Last year, F1 announced that its efforts to offset its 256,551-tonne carbon footprint will involve reducing emissions of the cars, as well as switching to more efficient logistics and travel for the grand prix circus.
While recognising that its sustainability plans are ambitious, F1 chiefs are optimistic that it is a realistic target and work has already begun on working out how it can best be achieved.
F1 managing director of motorsport Ross Brawn says that the sport is considering using different forms of transport – including more trains or sea freight – and that the days of excessive ‘gin palace’ motorhomes being driven around Europe could be numbered.
“We are looking at transportation and all the equipment that we use,” said Brawn.
“For the other 15 races, they are quite happy to use whatever’s there when they turn up on Thursday.
“We go to overseas races for example, we got to Baku, and you have a nice set of prefabs all laid out for you. Nobody complains, and it is all workable.
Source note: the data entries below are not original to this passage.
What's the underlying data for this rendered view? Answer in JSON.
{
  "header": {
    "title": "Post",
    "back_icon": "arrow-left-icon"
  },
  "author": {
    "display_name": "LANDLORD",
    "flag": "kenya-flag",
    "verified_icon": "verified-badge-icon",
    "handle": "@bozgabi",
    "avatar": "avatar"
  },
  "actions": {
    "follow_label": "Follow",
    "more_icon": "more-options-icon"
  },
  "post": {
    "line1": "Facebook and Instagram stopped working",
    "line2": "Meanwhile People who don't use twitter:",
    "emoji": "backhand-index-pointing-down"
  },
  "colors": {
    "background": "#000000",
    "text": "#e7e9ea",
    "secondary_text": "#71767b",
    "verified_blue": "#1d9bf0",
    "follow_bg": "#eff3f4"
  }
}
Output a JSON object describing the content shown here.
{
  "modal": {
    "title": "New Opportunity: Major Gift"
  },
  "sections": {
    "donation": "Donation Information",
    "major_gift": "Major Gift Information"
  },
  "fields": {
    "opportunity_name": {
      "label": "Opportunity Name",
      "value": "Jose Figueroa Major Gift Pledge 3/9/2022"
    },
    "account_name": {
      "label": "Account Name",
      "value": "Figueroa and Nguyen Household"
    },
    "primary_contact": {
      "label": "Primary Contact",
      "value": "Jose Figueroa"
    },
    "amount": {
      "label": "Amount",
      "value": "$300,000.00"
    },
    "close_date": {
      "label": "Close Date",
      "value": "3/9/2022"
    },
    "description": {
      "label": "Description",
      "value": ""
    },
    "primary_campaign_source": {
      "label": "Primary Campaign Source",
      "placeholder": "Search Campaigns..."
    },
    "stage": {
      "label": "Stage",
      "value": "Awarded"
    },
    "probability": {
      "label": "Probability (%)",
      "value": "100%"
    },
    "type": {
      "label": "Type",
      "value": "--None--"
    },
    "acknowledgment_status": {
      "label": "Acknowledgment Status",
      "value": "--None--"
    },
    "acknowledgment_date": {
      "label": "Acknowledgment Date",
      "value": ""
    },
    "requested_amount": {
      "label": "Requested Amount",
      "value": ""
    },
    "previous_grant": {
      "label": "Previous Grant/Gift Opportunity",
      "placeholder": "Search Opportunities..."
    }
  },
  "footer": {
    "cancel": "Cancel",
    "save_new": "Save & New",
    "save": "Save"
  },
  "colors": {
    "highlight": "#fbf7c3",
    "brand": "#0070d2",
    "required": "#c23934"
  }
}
“Then we go to Monza and we have our gin palaces with all the trucks that are needed to transport them.
“So in the future, we want to move to a motorhome or hospitality facility which could be put up with far less impact in terms of logistics and transportation than we have now.”
As Autosport revealed last year, there are a total of 315 F1 trucks used by teams, Pirelli, F1 and the FIA at European races. The main support series account for 60 more – which represents a massive amount of diesel mileage.
Further adding to the impact is the fact that the calendar is not structured in a way to minimise distance covered.
When F1 races in Austria, Budapest is just 400kms away. But instead of heading straight there, F1 first travels to Silverstone and then back to Hungary – a round trip of some 3400kms.
The difference between those 375 F1 and support event trucks travelling 400kms or 3400kms equates to some 1.125 million kilometres of extra diesel usage.